Direct exporting has great significance in international trade owing to its unique advantages. An organisation, regardless of its nature and size can resort to export direct if their products after conducting research are found to be in demand in another market place abroad. Direct exporting is evidently a very effective marketing strategy for any organisation that plans to enhance their market share and return on investment.
If you are looking to direct export without any intermediaries or middlemen in another foreign market place, there are indeed some factors that directly affect its successful implementation. The following are to be checked in with before a firm or an exporter plans to take up direct export as part of the business expansion process.

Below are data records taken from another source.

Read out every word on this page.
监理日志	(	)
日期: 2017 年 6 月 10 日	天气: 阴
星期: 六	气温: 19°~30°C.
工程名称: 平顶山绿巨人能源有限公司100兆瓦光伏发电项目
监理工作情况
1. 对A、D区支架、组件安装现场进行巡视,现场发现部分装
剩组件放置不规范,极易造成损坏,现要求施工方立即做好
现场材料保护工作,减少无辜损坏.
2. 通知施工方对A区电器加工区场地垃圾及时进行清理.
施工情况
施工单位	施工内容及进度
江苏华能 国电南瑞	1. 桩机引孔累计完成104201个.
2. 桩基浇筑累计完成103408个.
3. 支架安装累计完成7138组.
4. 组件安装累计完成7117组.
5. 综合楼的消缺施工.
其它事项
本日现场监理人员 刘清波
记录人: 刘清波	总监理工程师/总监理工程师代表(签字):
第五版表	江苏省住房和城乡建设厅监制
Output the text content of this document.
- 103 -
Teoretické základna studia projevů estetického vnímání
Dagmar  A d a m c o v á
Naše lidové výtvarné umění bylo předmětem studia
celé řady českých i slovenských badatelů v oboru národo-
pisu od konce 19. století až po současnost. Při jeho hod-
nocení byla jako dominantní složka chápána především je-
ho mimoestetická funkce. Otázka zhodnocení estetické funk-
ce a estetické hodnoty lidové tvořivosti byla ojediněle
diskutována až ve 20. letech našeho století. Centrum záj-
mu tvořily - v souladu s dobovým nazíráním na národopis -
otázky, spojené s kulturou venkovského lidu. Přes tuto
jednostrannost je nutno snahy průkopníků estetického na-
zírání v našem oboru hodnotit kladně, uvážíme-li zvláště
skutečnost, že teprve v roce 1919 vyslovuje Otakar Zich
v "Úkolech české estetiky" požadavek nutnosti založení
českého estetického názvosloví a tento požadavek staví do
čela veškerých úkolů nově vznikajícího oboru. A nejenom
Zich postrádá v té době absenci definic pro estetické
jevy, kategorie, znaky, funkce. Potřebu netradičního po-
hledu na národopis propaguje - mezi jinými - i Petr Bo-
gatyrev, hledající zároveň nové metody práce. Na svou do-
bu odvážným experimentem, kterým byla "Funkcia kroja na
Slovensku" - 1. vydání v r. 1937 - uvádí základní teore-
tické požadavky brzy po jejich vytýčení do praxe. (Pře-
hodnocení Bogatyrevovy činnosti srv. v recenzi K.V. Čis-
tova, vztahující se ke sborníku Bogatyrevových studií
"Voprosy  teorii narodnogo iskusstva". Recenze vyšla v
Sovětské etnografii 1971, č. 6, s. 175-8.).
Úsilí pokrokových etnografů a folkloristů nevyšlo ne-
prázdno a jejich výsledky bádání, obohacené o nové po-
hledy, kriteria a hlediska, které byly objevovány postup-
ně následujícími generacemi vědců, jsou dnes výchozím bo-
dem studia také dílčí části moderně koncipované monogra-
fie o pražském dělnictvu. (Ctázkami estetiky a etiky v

- Exporter should be ready to initiate the whole process on his own
- The target market should be readily accessible
- The target market has similar customs and regulations prevailing in exporter’s country
- Consider the distance to which goods are transported
- Means of transportation of goods
- Independently handle risks of losses during shipping and storage
- Lot of investments should be carried out for sales and marketing activities
- Able to handle risks as a result of political and economic instability in the target market
Despite these limitations, direct exporting offers a plethora of opportunities for a firm to expand its share in international trade. It helps direct exporting companies to have greater control over the positioning of the products in foreign markets unlike in the case of indirect exporting. Direct exporting assists a firm to aim for long term growth by expanding their share of business in foreign markets.